What impresses Uli most is not just the trophies or the table, but how his nephew has ridden out the storms. Stuttgart have lost key players; the spine of the team has been tested. The response?

“He shakes himself off, carries on and always comes back. He has stabilised the club in a critical phase,” Hoeness noted.

That resilience is exactly the sort of trait Bayern look for in their coaches. Titles are expected. The ability to absorb pressure and rebuild on the fly is what separates the short-term tenants from the long-term architects.

A possible homecoming

For Sebastian, a move to Munich would not be a leap into the unknown. It would be a return.

He grew up inside the Bayern system, working his way through the youth ranks as a coach. He guided the U19s, then the reserve team, learning the club’s culture, its demands, its politics. Only after that apprenticeship did he step into the Bundesliga spotlight with Hoffenheim and later Stuttgart.

He knows how Bayern thinks. Bayern know exactly what they would be getting.

That is why Uli Hoeness’s comment carries such weight. This is not a speculative name tossed into the air. It is a reminder that one of the most promising German coaches already has Bayern DNA and a proven record at the sharp end of the Bundesliga.

Berlin showdown: master vs. possible heir

All of this talk will swirl even more intensely later this month.
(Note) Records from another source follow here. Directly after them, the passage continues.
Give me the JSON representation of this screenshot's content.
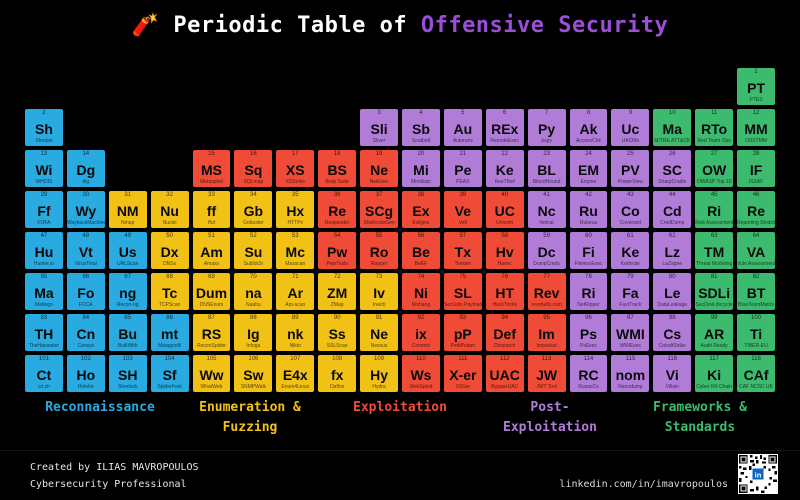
{
  "title": {
    "emoji": "🧨",
    "prefix": "Periodic Table of",
    "highlight": "Offensive Security"
  },
  "colors": {
    "background": "#000000",
    "title_text": "#ffffff",
    "title_highlight": "#9b4fd6",
    "recon": "#29aae1",
    "enumeration": "#f2c115",
    "exploitation": "#ef4b36",
    "postexploitation": "#b07cd8",
    "frameworks": "#3cba6e",
    "footer_text": "#e6e6e6",
    "linkedin_badge": "#0a66c2"
  },
  "categories": [
    {
      "id": "recon",
      "label": "Reconnaissance"
    },
    {
      "id": "enumeration",
      "label": "Enumeration &\nFuzzing"
    },
    {
      "id": "exploitation",
      "label": "Exploitation"
    },
    {
      "id": "postexploitation",
      "label": "Post-\nExploitation"
    },
    {
      "id": "frameworks",
      "label": "Frameworks &\nStandards"
    }
  ],
  "elements": [
    {
      "n": 1,
      "sym": "PT",
      "name": "PTES",
      "cat": "frameworks",
      "row": 1,
      "col": 18
    },
    {
      "n": 2,
      "sym": "Sh",
      "name": "Shodan",
      "cat": "recon",
      "row": 2,
      "col": 1
    },
    {
      "n": 3,
      "sym": "Sli",
      "name": "Sliver",
      "cat": "postexploitation",
      "row": 2,
      "col": 9
    },
    {
      "n": 4,
      "sym": "Sb",
      "name": "Seatbelt",
      "cat": "postexploitation",
      "row": 2,
      "col": 10
    },
    {
      "n": 5,
      "sym": "Au",
      "name": "Autoruns",
      "cat": "postexploitation",
      "row": 2,
      "col": 11
    },
    {
      "n": 6,
      "sym": "REx",
      "name": "RemoteExec",
      "cat": "postexploitation",
      "row": 2,
      "col": 12
    },
    {
      "n": 7,
      "sym": "Py",
      "name": "pspy",
      "cat": "postexploitation",
      "row": 2,
      "col": 13
    },
    {
      "n": 8,
      "sym": "Ak",
      "name": "AccessChk",
      "cat": "postexploitation",
      "row": 2,
      "col": 14
    },
    {
      "n": 9,
      "sym": "Uc",
      "name": "UACMe",
      "cat": "postexploitation",
      "row": 2,
      "col": 15
    },
    {
      "n": 10,
      "sym": "Ma",
      "name": "MITRE ATT&CK",
      "cat": "frameworks",
      "row": 2,
      "col": 16
    },
    {
      "n": 11,
      "sym": "RTo",
      "name": "Red Team Ops",
      "cat": "frameworks",
      "row": 2,
      "col": 17
    },
    {
      "n": 12,
      "sym": "MM",
      "name": "OSSTMM",
      "cat": "frameworks",
      "row": 2,
      "col": 18
    },
    {
      "n": 13,
      "sym": "Wi",
      "name": "WHOIS",
      "cat": "recon",
      "row": 3,
      "col": 1
    },
    {
      "n": 14,
      "sym": "Dg",
      "name": "dig",
      "cat": "recon",
      "row": 3,
      "col": 2
    },
    {
      "n": 15,
      "sym": "MS",
      "name": "Metasploit",
      "cat": "exploitation",
      "row": 3,
      "col": 5
    },
    {
      "n": 16,
      "sym": "Sq",
      "name": "SQLmap",
      "cat": "exploitation",
      "row": 3,
      "col": 6
    },
    {
      "n": 17,
      "sym": "XS",
      "name": "XSStrike",
      "cat": "exploitation",
      "row": 3,
      "col": 7
    },
    {
      "n": 18,
      "sym": "BS",
      "name": "Burp Suite",
      "cat": "exploitation",
      "row": 3,
      "col": 8
    },
    {
      "n": 19,
      "sym": "Ne",
      "name": "NetExec",
      "cat": "exploitation",
      "row": 3,
      "col": 9
    },
    {
      "n": 20,
      "sym": "Mi",
      "name": "Mimikatz",
      "cat": "postexploitation",
      "row": 3,
      "col": 10
    },
    {
      "n": 21,
      "sym": "Pe",
      "name": "PEAS",
      "cat": "postexploitation",
      "row": 3,
      "col": 11
    },
    {
      "n": 22,
      "sym": "Ke",
      "name": "KeeThief",
      "cat": "postexploitation",
      "row": 3,
      "col": 12
    },
    {
      "n": 23,
      "sym": "BL",
      "name": "BloodHound",
      "cat": "postexploitation",
      "row": 3,
      "col": 13
    },
    {
      "n": 24,
      "sym": "EM",
      "name": "Empire",
      "cat": "postexploitation",
      "row": 3,
      "col": 14
    },
    {
      "n": 25,
      "sym": "PV",
      "name": "PowerView",
      "cat": "postexploitation",
      "row": 3,
      "col": 15
    },
    {
      "n": 26,
      "sym": "SC",
      "name": "SharpCradle",
      "cat": "postexploitation",
      "row": 3,
      "col": 16
    },
    {
      "n": 27,
      "sym": "OW",
      "name": "OWASP Top 10",
      "cat": "frameworks",
      "row": 3,
      "col": 17
    },
    {
      "n": 28,
      "sym": "IF",
      "name": "ISSAF",
      "cat": "frameworks",
      "row": 3,
      "col": 18
    },
    {
      "n": 29,
      "sym": "Ff",
      "name": "FOFA",
      "cat": "recon",
      "row": 4,
      "col": 1
    },
    {
      "n": 30,
      "sym": "Wy",
      "name": "WaybackMachine",
      "cat": "recon",
      "row": 4,
      "col": 2
    },
    {
      "n": 31,
      "sym": "NM",
      "name": "Nmap",
      "cat": "enumeration",
      "row": 4,
      "col": 3
    },
    {
      "n": 32,
      "sym": "Nu",
      "name": "Nuclei",
      "cat": "enumeration",
      "row": 4,
      "col": 4
    },
    {
      "n": 33,
      "sym": "ff",
      "name": "ffuf",
      "cat": "enumeration",
      "row": 4,
      "col": 5
    },
    {
      "n": 34,
      "sym": "Gb",
      "name": "Gobuster",
      "cat": "enumeration",
      "row": 4,
      "col": 6
    },
    {
      "n": 35,
      "sym": "Hx",
      "name": "HTTPx",
      "cat": "enumeration",
      "row": 4,
      "col": 7
    },
    {
      "n": 36,
      "sym": "Re",
      "name": "Responder",
      "cat": "exploitation",
      "row": 4,
      "col": 8
    },
    {
      "n": 37,
      "sym": "SCg",
      "name": "ShellcodeGen",
      "cat": "exploitation",
      "row": 4,
      "col": 9
    },
    {
      "n": 38,
      "sym": "Ex",
      "name": "Evilginx",
      "cat": "exploitation",
      "row": 4,
      "col": 10
    },
    {
      "n": 39,
      "sym": "Ve",
      "name": "Veil",
      "cat": "exploitation",
      "row": 4,
      "col": 11
    },
    {
      "n": 40,
      "sym": "UC",
      "name": "Unicorn",
      "cat": "exploitation",
      "row": 4,
      "col": 12
    },
    {
      "n": 41,
      "sym": "Nc",
      "name": "Netcat",
      "cat": "postexploitation",
      "row": 4,
      "col": 13
    },
    {
      "n": 42,
      "sym": "Ru",
      "name": "Rubeus",
      "cat": "postexploitation",
      "row": 4,
      "col": 14
    },
    {
      "n": 43,
      "sym": "Co",
      "name": "Covenant",
      "cat": "postexploitation",
      "row": 4,
      "col": 15
    },
    {
      "n": 44,
      "sym": "Cd",
      "name": "CredDump",
      "cat": "postexploitation",
      "row": 4,
      "col": 16
    },
    {
      "n": 45,
      "sym": "Ri",
      "name": "Risk Assessment",
      "cat": "frameworks",
      "row": 4,
      "col": 17
    },
    {
      "n": 46,
      "sym": "Re",
      "name": "Reporting Stndrds",
      "cat": "frameworks",
      "row": 4,
      "col": 18
    },
    {
      "n": 47,
      "sym": "Hu",
      "name": "Hunter.io",
      "cat": "recon",
      "row": 5,
      "col": 1
    },
    {
      "n": 48,
      "sym": "Vt",
      "name": "VirusTotal",
      "cat": "recon",
      "row": 5,
      "col": 2
    },
    {
      "n": 49,
      "sym": "Us",
      "name": "URLScan",
      "cat": "recon",
      "row": 5,
      "col": 3
    },
    {
      "n": 50,
      "sym": "Dx",
      "name": "DNSx",
      "cat": "enumeration",
      "row": 5,
      "col": 4
    },
    {
      "n": 51,
      "sym": "Am",
      "name": "Amass",
      "cat": "enumeration",
      "row": 5,
      "col": 5
    },
    {
      "n": 52,
      "sym": "Su",
      "name": "Sublist3r",
      "cat": "enumeration",
      "row": 5,
      "col": 6
    },
    {
      "n": 53,
      "sym": "Mc",
      "name": "Masscan",
      "cat": "enumeration",
      "row": 5,
      "col": 7
    },
    {
      "n": 54,
      "sym": "Pw",
      "name": "PwnTools",
      "cat": "exploitation",
      "row": 5,
      "col": 8
    },
    {
      "n": 55,
      "sym": "Ro",
      "name": "Ropper",
      "cat": "exploitation",
      "row": 5,
      "col": 9
    },
    {
      "n": 56,
      "sym": "Be",
      "name": "BeEF",
      "cat": "exploitation",
      "row": 5,
      "col": 10
    },
    {
      "n": 57,
      "sym": "Tx",
      "name": "Toxssin",
      "cat": "exploitation",
      "row": 5,
      "col": 11
    },
    {
      "n": 58,
      "sym": "Hv",
      "name": "Havoc",
      "cat": "exploitation",
      "row": 5,
      "col": 12
    },
    {
      "n": 59,
      "sym": "Dc",
      "name": "DumpCreds",
      "cat": "postexploitation",
      "row": 5,
      "col": 13
    },
    {
      "n": 60,
      "sym": "Fi",
      "name": "FilelessExec",
      "cat": "postexploitation",
      "row": 5,
      "col": 14
    },
    {
      "n": 61,
      "sym": "Ke",
      "name": "Kerbrute",
      "cat": "postexploitation",
      "row": 5,
      "col": 15
    },
    {
      "n": 62,
      "sym": "Lz",
      "name": "LaZagne",
      "cat": "postexploitation",
      "row": 5,
      "col": 16
    },
    {
      "n": 63,
      "sym": "TM",
      "name": "Threat Modeling",
      "cat": "frameworks",
      "row": 5,
      "col": 17
    },
    {
      "n": 64,
      "sym": "VA",
      "name": "Vuln Assessment",
      "cat": "frameworks",
      "row": 5,
      "col": 18
    },
    {
      "n": 65,
      "sym": "Ma",
      "name": "Maltego",
      "cat": "recon",
      "row": 6,
      "col": 1
    },
    {
      "n": 66,
      "sym": "Fo",
      "name": "FOCA",
      "cat": "recon",
      "row": 6,
      "col": 2
    },
    {
      "n": 67,
      "sym": "ng",
      "name": "Recon-ng",
      "cat": "recon",
      "row": 6,
      "col": 3
    },
    {
      "n": 68,
      "sym": "Tc",
      "name": "TCPScan",
      "cat": "enumeration",
      "row": 6,
      "col": 4
    },
    {
      "n": 69,
      "sym": "Dum",
      "name": "DNSEnum",
      "cat": "enumeration",
      "row": 6,
      "col": 5
    },
    {
      "n": 70,
      "sym": "na",
      "name": "Naabu",
      "cat": "enumeration",
      "row": 6,
      "col": 6
    },
    {
      "n": 71,
      "sym": "Ar",
      "name": "Arp-scan",
      "cat": "enumeration",
      "row": 6,
      "col": 7
    },
    {
      "n": 72,
      "sym": "ZM",
      "name": "ZMap",
      "cat": "enumeration",
      "row": 6,
      "col": 8
    },
    {
      "n": 73,
      "sym": "Iv",
      "name": "Invicti",
      "cat": "enumeration",
      "row": 6,
      "col": 9
    },
    {
      "n": 74,
      "sym": "Ni",
      "name": "Nishang",
      "cat": "exploitation",
      "row": 6,
      "col": 10
    },
    {
      "n": 75,
      "sym": "SL",
      "name": "SecLists Payloads",
      "cat": "exploitation",
      "row": 6,
      "col": 11
    },
    {
      "n": 76,
      "sym": "HT",
      "name": "HackTricks",
      "cat": "exploitation",
      "row": 6,
      "col": 12
    },
    {
      "n": 77,
      "sym": "Rev",
      "name": "revshells.com",
      "cat": "exploitation",
      "row": 6,
      "col": 13
    },
    {
      "n": 78,
      "sym": "Ri",
      "name": "NetRipper",
      "cat": "postexploitation",
      "row": 6,
      "col": 14
    },
    {
      "n": 79,
      "sym": "Fa",
      "name": "FastTrack",
      "cat": "postexploitation",
      "row": 6,
      "col": 15
    },
    {
      "n": 80,
      "sym": "Le",
      "name": "DataLeakage",
      "cat": "postexploitation",
      "row": 6,
      "col": 16
    },
    {
      "n": 81,
      "sym": "SDLi",
      "name": "SecDevLifecycle",
      "cat": "frameworks",
      "row": 6,
      "col": 17
    },
    {
      "n": 82,
      "sym": "BT",
      "name": "BlueTeamMatrix",
      "cat": "frameworks",
      "row": 6,
      "col": 18
    },
    {
      "n": 83,
      "sym": "TH",
      "name": "TheHarvester",
      "cat": "recon",
      "row": 7,
      "col": 1
    },
    {
      "n": 84,
      "sym": "Cn",
      "name": "Censys",
      "cat": "recon",
      "row": 7,
      "col": 2
    },
    {
      "n": 85,
      "sym": "Bu",
      "name": "BuiltWith",
      "cat": "recon",
      "row": 7,
      "col": 3
    },
    {
      "n": 86,
      "sym": "mt",
      "name": "Metagoofil",
      "cat": "recon",
      "row": 7,
      "col": 4
    },
    {
      "n": 87,
      "sym": "RS",
      "name": "ReconSpider",
      "cat": "enumeration",
      "row": 7,
      "col": 5
    },
    {
      "n": 88,
      "sym": "Ig",
      "name": "Infoga",
      "cat": "enumeration",
      "row": 7,
      "col": 6
    },
    {
      "n": 89,
      "sym": "nk",
      "name": "Nikto",
      "cat": "enumeration",
      "row": 7,
      "col": 7
    },
    {
      "n": 90,
      "sym": "Ss",
      "name": "SSLScan",
      "cat": "enumeration",
      "row": 7,
      "col": 8
    },
    {
      "n": 91,
      "sym": "Ne",
      "name": "Nessus",
      "cat": "enumeration",
      "row": 7,
      "col": 9
    },
    {
      "n": 92,
      "sym": "ix",
      "name": "Commix",
      "cat": "exploitation",
      "row": 7,
      "col": 10
    },
    {
      "n": 93,
      "sym": "pP",
      "name": "PetitPotam",
      "cat": "exploitation",
      "row": 7,
      "col": 11
    },
    {
      "n": 94,
      "sym": "Def",
      "name": "Dirsearch",
      "cat": "exploitation",
      "row": 7,
      "col": 12
    },
    {
      "n": 95,
      "sym": "Im",
      "name": "Impacket",
      "cat": "exploitation",
      "row": 7,
      "col": 13
    },
    {
      "n": 96,
      "sym": "Ps",
      "name": "PsExec",
      "cat": "postexploitation",
      "row": 7,
      "col": 14
    },
    {
      "n": 97,
      "sym": "WMI",
      "name": "WMIExec",
      "cat": "postexploitation",
      "row": 7,
      "col": 15
    },
    {
      "n": 98,
      "sym": "Cs",
      "name": "CobaltStrike",
      "cat": "postexploitation",
      "row": 7,
      "col": 16
    },
    {
      "n": 99,
      "sym": "AR",
      "name": "Audit Ready",
      "cat": "frameworks",
      "row": 7,
      "col": 17
    },
    {
      "n": 100,
      "sym": "Ti",
      "name": "TIBER-EU",
      "cat": "frameworks",
      "row": 7,
      "col": 18
    },
    {
      "n": 101,
      "sym": "Ct",
      "name": "crt.sh",
      "cat": "recon",
      "row": 8,
      "col": 1
    },
    {
      "n": 102,
      "sym": "Ho",
      "name": "Holehe",
      "cat": "recon",
      "row": 8,
      "col": 2
    },
    {
      "n": 103,
      "sym": "SH",
      "name": "Sherlock",
      "cat": "recon",
      "row": 8,
      "col": 3
    },
    {
      "n": 104,
      "sym": "Sf",
      "name": "SpiderFoot",
      "cat": "recon",
      "row": 8,
      "col": 4
    },
    {
      "n": 105,
      "sym": "Ww",
      "name": "WhatWeb",
      "cat": "enumeration",
      "row": 8,
      "col": 5
    },
    {
      "n": 106,
      "sym": "Sw",
      "name": "SNMPWalk",
      "cat": "enumeration",
      "row": 8,
      "col": 6
    },
    {
      "n": 107,
      "sym": "E4x",
      "name": "Enum4Linux",
      "cat": "enumeration",
      "row": 8,
      "col": 7
    },
    {
      "n": 108,
      "sym": "fx",
      "name": "Dalfox",
      "cat": "enumeration",
      "row": 8,
      "col": 8
    },
    {
      "n": 109,
      "sym": "Hy",
      "name": "Hydra",
      "cat": "enumeration",
      "row": 8,
      "col": 9
    },
    {
      "n": 110,
      "sym": "Ws",
      "name": "WebSploit",
      "cat": "exploitation",
      "row": 8,
      "col": 10
    },
    {
      "n": 111,
      "sym": "X-er",
      "name": "XSSer",
      "cat": "exploitation",
      "row": 8,
      "col": 11
    },
    {
      "n": 112,
      "sym": "UAC",
      "name": "BypassUAC",
      "cat": "exploitation",
      "row": 8,
      "col": 12
    },
    {
      "n": 113,
      "sym": "JW",
      "name": "JWT Tool",
      "cat": "exploitation",
      "row": 8,
      "col": 13
    },
    {
      "n": 114,
      "sym": "RC",
      "name": "RunasCs",
      "cat": "postexploitation",
      "row": 8,
      "col": 14
    },
    {
      "n": 115,
      "sym": "nom",
      "name": "Nanodump",
      "cat": "postexploitation",
      "row": 8,
      "col": 15
    },
    {
      "n": 116,
      "sym": "Vi",
      "name": "Villain",
      "cat": "postexploitation",
      "row": 8,
      "col": 16
    },
    {
      "n": 117,
      "sym": "Ki",
      "name": "Cyber Kill Chain",
      "cat": "frameworks",
      "row": 8,
      "col": 17
    },
    {
      "n": 118,
      "sym": "CAf",
      "name": "CAF NCSC UK",
      "cat": "frameworks",
      "row": 8,
      "col": 18
    }
  ],
  "footer": {
    "created_by": "Created by ILIAS MAVROPOULOS",
    "role": "Cybersecurity Professional",
    "linkedin_url": "linkedin.com/in/imavropoulos",
    "linkedin_badge": "in"
  }
}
On May 23, the storyline writes itself.

In Berlin, under the lights of the DFB-Pokal final, Kompany’s Bayern face Sebastian Hoeness’s Stuttgart. The current Bayern coach on one bench. The man Uli Hoeness has now publicly labelled “at least a candidate” for the job on the other.

Stuttgart arrive as defending champions, carrying the confidence of a team that has already shown it can handle the occasion. Bayern arrive with the expectation that follows them into every final, every season, every era.

Ninety minutes in the capital will not decide Bayern’s long-term future on the touchline. Kompany’s position is secure, and Uli Hoeness could hardly have been clearer about that. But as the whistle blows and the cameras cut between the two technical areas, the sub-plot will be impossible to ignore.

The master of the moment against the potential successor. Bayern’s present colliding head-on with a very plausible version of their future.